Which brings me to fat, and the question of the day.

A few years ago, I was reading Paul Kovi's Transylvanian Cuisine, a cookbook of old Central European food that I bought when I worked in a bookstore in Alaska. The book includes about a hundred pages of essays about Central European cooking and over three hundred recipes. Most of the recipes consist of stuffing something with chopped meat and onions and covering the cooked result with sour cream and paprika. It is really more of an ethnographic study than a cookbook. How often does the modern (non-Alaskan) American find themselves with a bear's foot wondering how to cook it?

When I was studying Balkan history in grad school I read the cook book from end to end. Deep into the recipes I noticed something unusual. While most of the recipes involved frying something, they were very specific about what kind of fat to use in frying. At first, I thought the recipes were referring qualities of the oil, like the temperature at which they smoke. My experience in fast food restaurants in my twenties told me that most oils were flavorless mediums for frying. The main reason for choosing one oil over another was to find the oil that remained reusable at a given temperature. Finally, I realized that the difference that the Transaylvanian cooks intended was one of flavor. Wild goose fat gives a dish a different flavor than domestic chicken. I began to experiment.

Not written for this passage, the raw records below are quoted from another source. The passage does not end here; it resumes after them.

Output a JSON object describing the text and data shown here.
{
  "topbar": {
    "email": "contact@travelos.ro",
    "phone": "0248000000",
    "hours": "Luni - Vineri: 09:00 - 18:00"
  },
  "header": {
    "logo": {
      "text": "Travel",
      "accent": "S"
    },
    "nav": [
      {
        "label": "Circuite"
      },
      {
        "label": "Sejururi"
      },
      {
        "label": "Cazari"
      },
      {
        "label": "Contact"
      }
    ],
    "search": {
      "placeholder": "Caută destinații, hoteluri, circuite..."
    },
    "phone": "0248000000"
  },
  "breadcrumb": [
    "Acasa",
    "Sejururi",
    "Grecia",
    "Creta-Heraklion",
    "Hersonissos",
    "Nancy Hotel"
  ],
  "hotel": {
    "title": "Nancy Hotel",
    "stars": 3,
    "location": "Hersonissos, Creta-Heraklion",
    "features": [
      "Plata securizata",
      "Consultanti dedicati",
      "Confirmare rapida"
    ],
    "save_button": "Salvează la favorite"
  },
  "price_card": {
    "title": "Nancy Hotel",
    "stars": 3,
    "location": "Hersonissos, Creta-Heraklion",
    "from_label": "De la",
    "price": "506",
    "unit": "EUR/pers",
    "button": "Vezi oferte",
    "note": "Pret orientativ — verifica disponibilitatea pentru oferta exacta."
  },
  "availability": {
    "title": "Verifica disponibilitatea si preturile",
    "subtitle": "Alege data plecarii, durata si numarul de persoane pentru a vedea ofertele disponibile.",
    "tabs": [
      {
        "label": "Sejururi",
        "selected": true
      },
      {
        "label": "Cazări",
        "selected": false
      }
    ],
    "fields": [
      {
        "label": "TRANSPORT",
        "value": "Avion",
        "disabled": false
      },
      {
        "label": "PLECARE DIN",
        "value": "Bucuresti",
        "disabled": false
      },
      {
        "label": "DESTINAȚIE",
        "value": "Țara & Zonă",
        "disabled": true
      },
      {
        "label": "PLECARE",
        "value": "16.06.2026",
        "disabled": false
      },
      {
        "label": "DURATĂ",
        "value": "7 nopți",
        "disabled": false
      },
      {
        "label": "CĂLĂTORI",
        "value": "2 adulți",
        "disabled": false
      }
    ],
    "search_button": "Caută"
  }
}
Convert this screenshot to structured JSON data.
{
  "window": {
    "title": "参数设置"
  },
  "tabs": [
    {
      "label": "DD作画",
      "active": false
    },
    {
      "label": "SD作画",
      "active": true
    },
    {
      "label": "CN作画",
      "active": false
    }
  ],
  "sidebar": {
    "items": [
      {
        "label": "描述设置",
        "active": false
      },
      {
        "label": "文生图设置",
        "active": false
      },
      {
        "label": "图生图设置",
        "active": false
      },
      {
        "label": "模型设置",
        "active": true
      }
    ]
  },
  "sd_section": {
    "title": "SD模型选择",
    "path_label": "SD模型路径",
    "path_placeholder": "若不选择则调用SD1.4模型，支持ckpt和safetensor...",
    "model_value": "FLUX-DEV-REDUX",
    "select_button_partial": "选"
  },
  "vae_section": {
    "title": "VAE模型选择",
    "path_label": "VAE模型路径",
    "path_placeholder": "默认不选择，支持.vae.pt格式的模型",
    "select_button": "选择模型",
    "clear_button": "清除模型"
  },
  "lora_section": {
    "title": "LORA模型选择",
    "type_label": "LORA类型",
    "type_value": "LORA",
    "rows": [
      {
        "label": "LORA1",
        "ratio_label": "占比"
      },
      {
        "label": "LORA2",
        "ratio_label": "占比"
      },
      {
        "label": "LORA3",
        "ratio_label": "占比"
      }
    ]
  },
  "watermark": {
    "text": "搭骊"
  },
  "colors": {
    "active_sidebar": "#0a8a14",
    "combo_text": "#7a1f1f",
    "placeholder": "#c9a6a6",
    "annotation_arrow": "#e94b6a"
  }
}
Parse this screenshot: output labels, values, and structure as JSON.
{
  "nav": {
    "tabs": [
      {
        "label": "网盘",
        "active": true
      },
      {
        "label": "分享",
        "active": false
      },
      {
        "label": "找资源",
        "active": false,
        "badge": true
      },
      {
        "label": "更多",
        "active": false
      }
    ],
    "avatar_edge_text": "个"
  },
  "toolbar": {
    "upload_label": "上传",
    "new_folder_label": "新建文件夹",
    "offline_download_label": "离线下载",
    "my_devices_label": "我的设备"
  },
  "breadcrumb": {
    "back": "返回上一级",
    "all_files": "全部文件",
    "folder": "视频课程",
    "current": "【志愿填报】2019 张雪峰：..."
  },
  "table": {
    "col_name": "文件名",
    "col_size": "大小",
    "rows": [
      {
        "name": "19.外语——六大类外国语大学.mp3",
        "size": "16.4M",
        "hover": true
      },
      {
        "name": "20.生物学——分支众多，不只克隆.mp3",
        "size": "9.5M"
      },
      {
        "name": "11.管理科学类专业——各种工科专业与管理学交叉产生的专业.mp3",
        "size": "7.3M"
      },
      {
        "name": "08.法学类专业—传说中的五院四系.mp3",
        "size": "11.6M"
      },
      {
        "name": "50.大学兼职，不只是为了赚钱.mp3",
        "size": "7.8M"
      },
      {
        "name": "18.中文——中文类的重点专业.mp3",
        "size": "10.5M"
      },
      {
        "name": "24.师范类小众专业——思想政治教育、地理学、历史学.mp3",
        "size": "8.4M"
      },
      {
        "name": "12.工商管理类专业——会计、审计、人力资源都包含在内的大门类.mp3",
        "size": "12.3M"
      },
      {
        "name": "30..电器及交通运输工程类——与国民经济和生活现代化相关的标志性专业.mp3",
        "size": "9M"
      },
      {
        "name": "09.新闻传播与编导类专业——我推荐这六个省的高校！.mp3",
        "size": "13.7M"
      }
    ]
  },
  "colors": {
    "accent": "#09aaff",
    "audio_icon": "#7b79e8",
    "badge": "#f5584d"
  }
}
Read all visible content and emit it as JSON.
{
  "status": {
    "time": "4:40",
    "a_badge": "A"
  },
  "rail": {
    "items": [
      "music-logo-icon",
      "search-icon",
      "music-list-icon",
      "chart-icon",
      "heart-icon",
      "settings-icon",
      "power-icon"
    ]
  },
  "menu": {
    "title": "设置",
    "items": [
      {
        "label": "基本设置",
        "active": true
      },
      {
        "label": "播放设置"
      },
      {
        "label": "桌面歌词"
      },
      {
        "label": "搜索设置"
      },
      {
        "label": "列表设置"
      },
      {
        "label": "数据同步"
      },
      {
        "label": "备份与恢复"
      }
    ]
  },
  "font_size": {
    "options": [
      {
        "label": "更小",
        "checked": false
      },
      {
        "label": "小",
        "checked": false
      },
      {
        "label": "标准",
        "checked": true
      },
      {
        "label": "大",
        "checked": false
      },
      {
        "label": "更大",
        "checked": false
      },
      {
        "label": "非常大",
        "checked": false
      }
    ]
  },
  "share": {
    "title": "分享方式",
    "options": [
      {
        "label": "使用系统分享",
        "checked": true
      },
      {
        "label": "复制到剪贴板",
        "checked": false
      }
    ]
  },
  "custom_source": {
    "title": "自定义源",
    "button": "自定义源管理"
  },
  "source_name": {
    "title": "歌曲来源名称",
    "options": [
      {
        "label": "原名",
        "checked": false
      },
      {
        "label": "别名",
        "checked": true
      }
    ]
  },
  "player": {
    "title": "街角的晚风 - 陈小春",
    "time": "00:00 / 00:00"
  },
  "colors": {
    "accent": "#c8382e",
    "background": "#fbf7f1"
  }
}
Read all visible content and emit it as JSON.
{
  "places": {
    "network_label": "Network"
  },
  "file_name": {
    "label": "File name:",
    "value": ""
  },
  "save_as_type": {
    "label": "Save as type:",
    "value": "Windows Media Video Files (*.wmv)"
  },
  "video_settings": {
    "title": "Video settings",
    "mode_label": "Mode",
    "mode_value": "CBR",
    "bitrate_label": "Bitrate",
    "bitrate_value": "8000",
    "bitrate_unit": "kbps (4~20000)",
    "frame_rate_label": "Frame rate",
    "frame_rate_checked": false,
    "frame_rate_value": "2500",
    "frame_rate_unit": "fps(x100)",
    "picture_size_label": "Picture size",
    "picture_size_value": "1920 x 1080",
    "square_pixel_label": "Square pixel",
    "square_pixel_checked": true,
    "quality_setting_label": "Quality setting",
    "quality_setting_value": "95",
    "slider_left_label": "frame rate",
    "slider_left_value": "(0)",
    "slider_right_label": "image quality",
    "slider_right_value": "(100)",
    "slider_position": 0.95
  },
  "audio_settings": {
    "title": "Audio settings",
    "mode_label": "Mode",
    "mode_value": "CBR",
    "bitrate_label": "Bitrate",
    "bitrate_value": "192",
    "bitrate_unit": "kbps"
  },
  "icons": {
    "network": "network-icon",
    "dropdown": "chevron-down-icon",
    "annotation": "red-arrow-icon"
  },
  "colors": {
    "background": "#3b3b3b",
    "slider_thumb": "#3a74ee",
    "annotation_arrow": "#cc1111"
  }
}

Nowadays, I use five different cooking oils: generic vegetable oil, olive oil, garlic butter, chicken fat, and bacon/sausage grease. At this point, I recall one of my grandmothers explaining that rendered bear fat (shot in the berry season) makes the very best pie crust.**

This, finally, brings me to the question. Who else uses that many different types of fat and oil, why do you use which one, and for what affect? Is rendered bear fat really better than vegetable shortening or lard? Is a pork chop fried in olive oil better than one fried in chicken fat? What about French fries? Share your fatty food knowledge before it passes away.

* Dad's pancakes and Mom's bread were all based on a sourdough culture that came out of Kansas in about 1958. Mom won an Honorable Mention for her whole-wheat sandwich bread at the Anchorage Fur Rendezvous on year in the late seventies. Winning an award for sourdough bread judged by Sourdough Alaskans is no small honor.

** Despite all of my years in Alaska, I was never able to test this. Bummer.